Thursday, June 20, 2013

Building a Better Senate redux

I previously blogged some ideas for improving the Senate, building on the advantages of the existing model by making it less partisan.

While reading this article (although not directly related to its content), I came up with a simpler way to do the same thing.

First, we make senators non-partisan.  They can't be members of a party, they don't identify themselves as "Conservative senators" or "Liberal senators", there are no Senate party caucuses.  They're just senators.

Then comes the important part: government of the day cannot appoint any senators who are or have ever been members of its political party (or any of that party's predecessors).  It can appoint people who are or have been members of other political parties, it can appoint people who have never been a member of any political party, but it can't appoint from its own party.

Possible corollary, depending on what percentage of the people who are good senate candidates have ever been members of political parties: each government must appoint a minimum number of senators who are or have been been a member of another political party.  I can see pros and cons of this.

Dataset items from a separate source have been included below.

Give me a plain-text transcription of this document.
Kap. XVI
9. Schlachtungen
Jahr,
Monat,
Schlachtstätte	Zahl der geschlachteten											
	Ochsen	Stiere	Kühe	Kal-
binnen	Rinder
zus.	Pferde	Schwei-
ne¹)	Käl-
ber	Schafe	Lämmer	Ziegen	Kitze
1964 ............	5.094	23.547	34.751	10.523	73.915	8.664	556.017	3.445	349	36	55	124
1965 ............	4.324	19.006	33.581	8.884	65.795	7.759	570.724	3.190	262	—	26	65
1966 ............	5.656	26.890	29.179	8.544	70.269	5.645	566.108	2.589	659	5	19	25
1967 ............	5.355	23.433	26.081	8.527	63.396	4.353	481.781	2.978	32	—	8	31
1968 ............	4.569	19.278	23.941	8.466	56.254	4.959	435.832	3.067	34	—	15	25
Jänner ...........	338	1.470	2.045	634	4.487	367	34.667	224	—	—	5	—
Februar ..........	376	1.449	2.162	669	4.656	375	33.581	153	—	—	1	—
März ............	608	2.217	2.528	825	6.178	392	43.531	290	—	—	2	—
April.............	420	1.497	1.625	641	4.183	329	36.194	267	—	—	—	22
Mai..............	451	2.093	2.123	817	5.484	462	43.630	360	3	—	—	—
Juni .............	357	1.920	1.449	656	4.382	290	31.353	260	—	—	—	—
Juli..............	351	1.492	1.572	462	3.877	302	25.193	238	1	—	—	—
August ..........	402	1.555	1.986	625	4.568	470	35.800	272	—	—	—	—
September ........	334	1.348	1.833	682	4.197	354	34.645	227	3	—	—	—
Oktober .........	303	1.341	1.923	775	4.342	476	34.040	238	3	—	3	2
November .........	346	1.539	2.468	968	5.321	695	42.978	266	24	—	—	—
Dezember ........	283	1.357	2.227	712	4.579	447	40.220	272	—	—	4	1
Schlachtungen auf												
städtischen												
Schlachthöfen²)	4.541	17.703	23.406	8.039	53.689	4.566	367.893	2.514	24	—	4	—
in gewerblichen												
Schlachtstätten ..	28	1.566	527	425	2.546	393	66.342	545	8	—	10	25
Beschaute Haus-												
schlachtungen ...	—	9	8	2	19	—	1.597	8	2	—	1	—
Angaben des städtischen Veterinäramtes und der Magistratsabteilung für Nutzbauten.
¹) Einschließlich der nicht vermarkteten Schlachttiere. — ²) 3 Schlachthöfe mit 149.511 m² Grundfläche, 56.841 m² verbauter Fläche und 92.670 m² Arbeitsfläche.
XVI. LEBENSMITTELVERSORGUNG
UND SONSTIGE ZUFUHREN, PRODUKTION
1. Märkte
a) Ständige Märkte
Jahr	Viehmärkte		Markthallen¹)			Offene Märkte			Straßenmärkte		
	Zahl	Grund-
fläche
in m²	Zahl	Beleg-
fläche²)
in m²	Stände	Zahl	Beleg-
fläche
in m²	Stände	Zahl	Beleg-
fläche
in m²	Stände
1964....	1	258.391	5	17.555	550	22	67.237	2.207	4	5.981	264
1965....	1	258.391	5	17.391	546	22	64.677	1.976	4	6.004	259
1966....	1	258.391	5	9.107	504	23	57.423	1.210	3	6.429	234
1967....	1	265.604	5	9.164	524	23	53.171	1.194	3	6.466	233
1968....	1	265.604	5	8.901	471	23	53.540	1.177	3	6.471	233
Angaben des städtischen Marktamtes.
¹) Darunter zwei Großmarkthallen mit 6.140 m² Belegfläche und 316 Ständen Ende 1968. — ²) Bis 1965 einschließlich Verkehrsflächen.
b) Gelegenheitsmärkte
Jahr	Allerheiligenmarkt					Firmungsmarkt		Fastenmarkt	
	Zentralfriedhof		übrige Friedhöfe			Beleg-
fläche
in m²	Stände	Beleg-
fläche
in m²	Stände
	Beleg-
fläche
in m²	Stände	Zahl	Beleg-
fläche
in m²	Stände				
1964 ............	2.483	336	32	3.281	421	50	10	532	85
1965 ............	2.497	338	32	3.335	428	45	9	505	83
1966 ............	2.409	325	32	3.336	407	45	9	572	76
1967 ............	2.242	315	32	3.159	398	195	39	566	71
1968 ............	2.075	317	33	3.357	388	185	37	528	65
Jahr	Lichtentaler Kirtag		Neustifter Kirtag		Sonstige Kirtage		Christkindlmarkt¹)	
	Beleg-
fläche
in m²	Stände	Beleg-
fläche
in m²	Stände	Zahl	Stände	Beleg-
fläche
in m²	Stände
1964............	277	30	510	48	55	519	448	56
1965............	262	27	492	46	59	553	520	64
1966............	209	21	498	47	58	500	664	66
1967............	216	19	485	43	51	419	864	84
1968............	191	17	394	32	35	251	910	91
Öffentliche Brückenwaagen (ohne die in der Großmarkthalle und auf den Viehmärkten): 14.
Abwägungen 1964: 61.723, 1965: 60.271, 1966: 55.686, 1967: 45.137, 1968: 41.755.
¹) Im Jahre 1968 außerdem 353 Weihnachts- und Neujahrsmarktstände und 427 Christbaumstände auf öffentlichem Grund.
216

But, either way, it would be the political equivalent of having one sibling cut the cake and another choose the slice.

4 comments:

laura k said...

There would be definite advantages in a non-partisan Senate. It should be non-partisan. But how would you rate this vs abolishing the Senate altogether?

impudent strumpet said...

I would very much prefer to perfect the Senate's sober second thought role rather than abolishing it altogether. I think it's better to have two houses that sort of counterbalance the flaws of each other's systems. (I blogged more about this here.)

However, I would rather abolish it than make it elected, unless they made it elected under a vastly different model than the House of Commons. Just making it into another House of Commons would be a waste of resources.

impudent strumpet said...

In general, I agree with the position of the Globe and Mail article I linked to. I'm just thinking of ways to do the same thing but better.

laura k said...

Thanks. I agree it should not be elected. That would be nuts, IMO. But I wonder if it could ever really be de-politicized - in practice as opposed to in theory.

I'll read the piece you linked to. I'll also go back and read your older post (which I must have read at the time). The Senate has been a big learning curve for me!